На столе близ меня горела лампа, а возле нее лежала какая-то коробочка. Обычная шкатулка, ничего особенного, и я ее видел уже не раз, потому что принадлежала она нашему семейному врачу; но как она попала сюда, ко мне на стол, и почему, когда я смотрел на нее, меня вдруг стала бить дрожь? Разобраться ни в том, ни в другом никак не удавалось, и в конце концов взгляд мой упал на раскрытую книгу и остановился на подчеркнутой фразе. То были слова поэта Ибн-Зайата, странные и простые: «Dicebant mihi sodales, si sepulchrum amicae visitarem, curas meas aliquantulum fore levatas». Но почему же, когда они дошли до моего сознания, волосы у меня встали дыбом и кровь застыла в жилах?

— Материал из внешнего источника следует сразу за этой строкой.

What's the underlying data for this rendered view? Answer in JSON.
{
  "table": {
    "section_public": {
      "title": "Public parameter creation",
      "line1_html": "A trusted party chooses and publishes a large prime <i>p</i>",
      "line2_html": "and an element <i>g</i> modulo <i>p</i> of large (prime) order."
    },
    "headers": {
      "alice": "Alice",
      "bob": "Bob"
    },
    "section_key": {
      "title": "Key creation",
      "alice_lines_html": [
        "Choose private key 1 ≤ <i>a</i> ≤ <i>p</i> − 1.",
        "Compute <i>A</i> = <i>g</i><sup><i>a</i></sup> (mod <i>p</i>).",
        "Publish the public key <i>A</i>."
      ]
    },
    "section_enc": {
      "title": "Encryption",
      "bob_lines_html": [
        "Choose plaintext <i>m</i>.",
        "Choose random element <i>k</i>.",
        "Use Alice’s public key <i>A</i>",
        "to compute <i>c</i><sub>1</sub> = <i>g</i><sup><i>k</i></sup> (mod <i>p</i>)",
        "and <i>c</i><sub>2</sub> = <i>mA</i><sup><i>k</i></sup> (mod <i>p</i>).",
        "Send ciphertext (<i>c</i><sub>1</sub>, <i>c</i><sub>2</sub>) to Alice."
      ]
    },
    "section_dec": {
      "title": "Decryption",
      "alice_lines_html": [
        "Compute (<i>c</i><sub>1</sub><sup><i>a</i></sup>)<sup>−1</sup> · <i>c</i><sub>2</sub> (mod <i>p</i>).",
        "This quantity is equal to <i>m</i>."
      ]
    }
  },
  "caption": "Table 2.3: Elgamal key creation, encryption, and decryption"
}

В дверь библиотеки тихонько постучали, на цыпочках вошел слуга, бледный, как выходец из могилы. Он смотрел одичалыми от ужаса глазами и обратился ко мне срывающимся, сдавленным, еле слышным голосом. Что он сказал? До меня доходили лишь отрывочные фразы. Он говорил о каком-то безумном крике, возмутившем молчание ночи, о сбежавшихся домочадцах, о том, что кто-то пошел на поиски в направлении крика, и тут его речь стала до ужаса отчетливой – он принялся нашептывать мне о какой-то оскверненной могиле, об изувеченной до неузнаваемости женщине в смертном саване, но еще дышащей, корчащейся, – еще живой.
Он указал на мою одежду: она была перепачкана свежей землей, заскорузла от крови. Я молчал, а он потихоньку взял меня за руку: вся она была в отметинах человеческих ногтей. Он обратил мое внимание на какой-то предмет, прислоненный к стене. Несколько минут я присматривался: то был заступ. Я закричал, кинулся к столу и схватил шкатулку. Но все никак не мог ее открыть – сила была нужна не та; выскользнув из моих дрожащих рук, она тяжело ударилась оземь и разлетелась вдребезги; из нее со стуком рассыпались зубоврачебные инструменты вперемешку с тридцатью двумя маленькими, словно выточенными из слонового бивня костяшками, раскатившимися по полу врассыпную.